Although the CPU work is divided into these components sequentially (at least in non-hyperthreaded CPUs) so all the components of the CPU are not really used all the time but in a sequential order, it gives me the illusion of 100% CPU load in all its components.

What programs do you use for that? I've been wondering about how to stress test the various aspects of my parents system to find out what is causing the spontanious memmory dump/reboots. I tried Prime95 and 3DMark01, but neither caused the crash, though it does so very frequently in general usage... though I was running them seperately? Should I run them at the same time?

Oh, and sorry for the off-topic...
 
OICAspork said:
phenix said:
When I want to stress all the components of my CPU I run several stress tests simultaneously (some stressing ALU units some FPU units and some stressing load store units with lots of RAM operations).
Although the CPU work is divided into these components sequentially (at least in non-hyperthreaded CPUs) so all the components of the CPU are not really used all the time but in a sequential order, it gives me the illusion of 100% CPU load in all its components.

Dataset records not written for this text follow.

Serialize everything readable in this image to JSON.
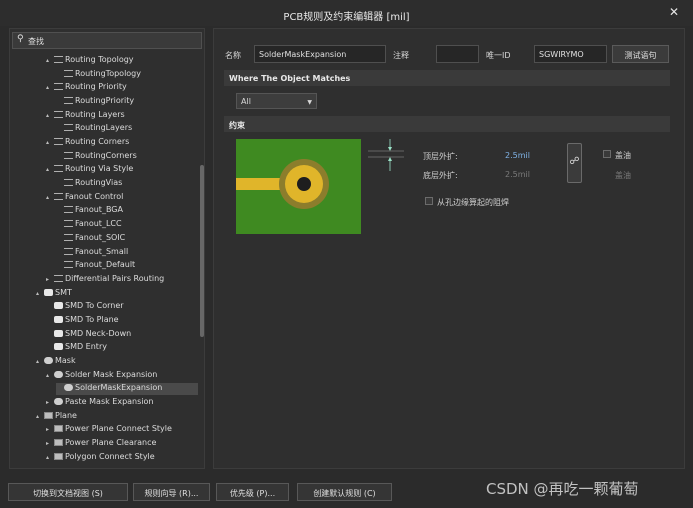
{
  "window": {
    "title": "PCB规则及约束编辑器 [mil]",
    "close_glyph": "✕"
  },
  "search": {
    "icon": "search-icon",
    "label": "查找"
  },
  "tree": [
    {
      "label": "Routing Topology",
      "indent": 3,
      "arrow": "▴",
      "icon": "route",
      "selected": false
    },
    {
      "label": "RoutingTopology",
      "indent": 4,
      "arrow": "",
      "icon": "route",
      "selected": false
    },
    {
      "label": "Routing Priority",
      "indent": 3,
      "arrow": "▴",
      "icon": "route",
      "selected": false
    },
    {
      "label": "RoutingPriority",
      "indent": 4,
      "arrow": "",
      "icon": "route",
      "selected": false
    },
    {
      "label": "Routing Layers",
      "indent": 3,
      "arrow": "▴",
      "icon": "route",
      "selected": false
    },
    {
      "label": "RoutingLayers",
      "indent": 4,
      "arrow": "",
      "icon": "route",
      "selected": false
    },
    {
      "label": "Routing Corners",
      "indent": 3,
      "arrow": "▴",
      "icon": "route",
      "selected": false
    },
    {
      "label": "RoutingCorners",
      "indent": 4,
      "arrow": "",
      "icon": "route",
      "selected": false
    },
    {
      "label": "Routing Via Style",
      "indent": 3,
      "arrow": "▴",
      "icon": "route",
      "selected": false
    },
    {
      "label": "RoutingVias",
      "indent": 4,
      "arrow": "",
      "icon": "route",
      "selected": false
    },
    {
      "label": "Fanout Control",
      "indent": 3,
      "arrow": "▴",
      "icon": "route",
      "selected": false
    },
    {
      "label": "Fanout_BGA",
      "indent": 4,
      "arrow": "",
      "icon": "route",
      "selected": false
    },
    {
      "label": "Fanout_LCC",
      "indent": 4,
      "arrow": "",
      "icon": "route",
      "selected": false
    },
    {
      "label": "Fanout_SOIC",
      "indent": 4,
      "arrow": "",
      "icon": "route",
      "selected": false
    },
    {
      "label": "Fanout_Small",
      "indent": 4,
      "arrow": "",
      "icon": "route",
      "selected": false
    },
    {
      "label": "Fanout_Default",
      "indent": 4,
      "arrow": "",
      "icon": "route",
      "selected": false
    },
    {
      "label": "Differential Pairs Routing",
      "indent": 3,
      "arrow": "▸",
      "icon": "route",
      "selected": false
    },
    {
      "label": "SMT",
      "indent": 2,
      "arrow": "▴",
      "icon": "smt",
      "selected": false
    },
    {
      "label": "SMD To Corner",
      "indent": 3,
      "arrow": "",
      "icon": "smt",
      "selected": false
    },
    {
      "label": "SMD To Plane",
      "indent": 3,
      "arrow": "",
      "icon": "smt",
      "selected": false
    },
    {
      "label": "SMD Neck-Down",
      "indent": 3,
      "arrow": "",
      "icon": "smt",
      "selected": false
    },
    {
      "label": "SMD Entry",
      "indent": 3,
      "arrow": "",
      "icon": "smt",
      "selected": false
    },
    {
      "label": "Mask",
      "indent": 2,
      "arrow": "▴",
      "icon": "mask",
      "selected": false
    },
    {
      "label": "Solder Mask Expansion",
      "indent": 3,
      "arrow": "▴",
      "icon": "mask",
      "selected": false
    },
    {
      "label": "SolderMaskExpansion",
      "indent": 4,
      "arrow": "",
      "icon": "mask",
      "selected": true
    },
    {
      "label": "Paste Mask Expansion",
      "indent": 3,
      "arrow": "▸",
      "icon": "mask",
      "selected": false
    },
    {
      "label": "Plane",
      "indent": 2,
      "arrow": "▴",
      "icon": "plane",
      "selected": false
    },
    {
      "label": "Power Plane Connect Style",
      "indent": 3,
      "arrow": "▸",
      "icon": "plane",
      "selected": false
    },
    {
      "label": "Power Plane Clearance",
      "indent": 3,
      "arrow": "▸",
      "icon": "plane",
      "selected": false
    },
    {
      "label": "Polygon Connect Style",
      "indent": 3,
      "arrow": "▴",
      "icon": "plane",
      "selected": false
    }
  ],
  "rule": {
    "name_label": "名称",
    "name_value": "SolderMaskExpansion",
    "comment_label": "注释",
    "comment_value": "",
    "uid_label": "唯一ID",
    "uid_value": "SGWIRYMO",
    "test_button": "测试语句"
  },
  "where_section": {
    "title": "Where The Object Matches",
    "scope_value": "All"
  },
  "constraint_section": {
    "title": "约束",
    "top_label": "顶层外扩:",
    "top_value": "2.5mil",
    "bottom_label": "底层外扩:",
    "bottom_value": "2.5mil",
    "tent_label": "盖油",
    "tent_label_bottom": "盖油",
    "from_hole_label": "从孔边缘算起的阻焊",
    "lock_icon": "link-icon"
  },
  "bottom_buttons": {
    "switch_view": "切换到文档视图 (S)",
    "rule_wizard": "规则向导 (R)...",
    "priority": "优先级 (P)...",
    "create_default": "创建默认规则 (C)"
  },
  "watermark": "CSDN @再吃一颗葡萄",
  "colors": {
    "board_green": "#3f8a21",
    "pad_yellow": "#e0b52a",
    "mask_ring": "#8c7d2c",
    "value_blue": "#7fb2e5"
  }
}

What programs do you use for that? I've been wondering about how to stress test the various aspects of my parents system to find out what is causing the spontanious memmory dump/reboots. I tried Prime95 and 3DMark01, but neither caused the crash, though it does so very frequently in general usage... though I was running them seperately? Should I run them at the same time?

Oh, and sorry for the off-topic...

I use prime95 to stress RAM operations. One of its torture tests make heavy use of memory operations. You can also try Memtest for the purpose.
I dont know if running them spontaneously gives you any real advantage. I do that just when I want my CPU temperature as high as it gets (burning).